La tercera explicación está en la evolución del crecimiento económico y el descenso del paro en EE.UU., que ha pasado del 6,6% de enero al 5,9% en septiembre. Los expertos de Fidelity especifican que se han registrado subidas constantes en el empleo no agrícola, con la generación de 248.000 empleos nuevos en septiembre, frente a una media mensual de 213.000 durante los últimos doce meses.
En cuanto al PIB, recuerdan que la cifra prevista para el segundo trimestre era una tasa anualizada del 4,6%, la más alta en dos años y medio.

Ganadores y perdedores

Activos estadounidenses, exportadores a EE.UU. y acciones japonesas son los principales beneficiarios de la fortaleza del dólar. “Los activos estadounidenses deberían beneficiarse de la revalorización de dólar y, para los inversores extranjeros, las ganancias cambiarias pueden aportar un plus de rentabilidad”, indican desde Fidelity. 

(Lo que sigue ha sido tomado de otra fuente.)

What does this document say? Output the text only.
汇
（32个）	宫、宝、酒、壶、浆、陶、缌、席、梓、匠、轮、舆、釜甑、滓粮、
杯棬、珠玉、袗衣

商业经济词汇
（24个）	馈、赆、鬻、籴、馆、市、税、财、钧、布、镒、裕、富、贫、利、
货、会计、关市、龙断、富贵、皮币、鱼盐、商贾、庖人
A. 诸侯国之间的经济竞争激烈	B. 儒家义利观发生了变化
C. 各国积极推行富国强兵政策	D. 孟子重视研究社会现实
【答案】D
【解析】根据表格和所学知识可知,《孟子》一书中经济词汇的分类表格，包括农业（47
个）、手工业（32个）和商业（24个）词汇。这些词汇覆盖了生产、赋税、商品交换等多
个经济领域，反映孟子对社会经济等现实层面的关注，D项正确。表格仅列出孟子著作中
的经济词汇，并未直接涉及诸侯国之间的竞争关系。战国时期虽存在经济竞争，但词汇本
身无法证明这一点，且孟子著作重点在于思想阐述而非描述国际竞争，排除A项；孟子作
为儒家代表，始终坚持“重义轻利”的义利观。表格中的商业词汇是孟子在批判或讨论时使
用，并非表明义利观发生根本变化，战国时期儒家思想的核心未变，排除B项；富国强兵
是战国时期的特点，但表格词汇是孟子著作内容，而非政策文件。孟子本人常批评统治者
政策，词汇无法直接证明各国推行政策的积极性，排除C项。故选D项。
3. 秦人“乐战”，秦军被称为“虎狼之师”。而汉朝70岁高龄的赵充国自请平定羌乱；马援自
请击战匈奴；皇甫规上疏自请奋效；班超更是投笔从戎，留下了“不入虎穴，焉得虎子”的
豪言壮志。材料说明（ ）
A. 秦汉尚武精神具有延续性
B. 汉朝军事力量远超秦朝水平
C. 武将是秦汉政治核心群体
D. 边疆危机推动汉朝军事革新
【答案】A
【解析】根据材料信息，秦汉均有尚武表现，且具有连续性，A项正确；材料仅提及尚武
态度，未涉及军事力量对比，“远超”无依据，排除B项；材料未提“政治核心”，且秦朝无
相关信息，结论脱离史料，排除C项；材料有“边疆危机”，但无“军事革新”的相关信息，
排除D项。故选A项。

Ángel Agudo, gestor del FF America, explica al respecto que “aunque las multinacionales estadounidenses podrían enfrentarse a más obstáculos que las empresas centradas en el mercado interno en una coyuntura de fortaleza del dólar, habrá que analizar cada negocio individualmente. En lo que respecta a mis carteras, soy consciente de las implicaciones cambiarias para cada valor, pero en general sigo poniendo toda la atención en los fundamentales".

Asimismo, EE.UU. es el primer destino de las exportaciones japonesas, por lo que una revalorización del cruce dólar/yen mejoraría los resultados de los exportadores japoneses, que su vez debería impulsar las cotizaciones de la bolsa nipona. Ojo, esto también es extensible a las empresas de otras nacionalidades que exporten a EE.UU., ya que podrían beneficiarse de la evolución de los tipos de cambio. 

Tampoco se debe menospreciar el abaratamiento del petróleo, que está denominado en dólares, y del que se beneficiarían EE.UU., Japón y también la zona euro. “El descenso del déficit por cuenta corriente de EE.UU. se ha debido en gran parte a la explosión de la producción nacional de petróleo y gas de esquisto durante los últimos años. Este aumento de la producción ha significado menos dólares con destino al extranjero para pagar las importaciones de energía”, recuerdan desde la gestora. 

En Fidelity también tienen claro quienes van a sufrir presiones por la apreciación del billete verde: las materias primas y los grandes mercados emergentes. Cabe recordar que las commodities suelen evolucionar a la inversa que el dólar estadounidense: hace poco tanto el oro (también apodado “el antidólar”) como el crudo registraron sus niveles más bajos desde febrero y diciembre de 2010 respectivamente, al caer el metal amarillo por debajo de los 1.200 dólares la onza y los futuros sobre el petróleo por debajo de 90 dólares el barril.

En cuanto a los emergentes, aquellos mercados como Brasil o Rusia podrían verse más expuestos precisamente por ser grandes exportadores de materias primas, así como los países con grandes déficits por cuenta corriente e importantes cantidades de deuda en dólares. “Las monedas emergentes también podrían verse presionadas”, terminan los expertos de la firma americana.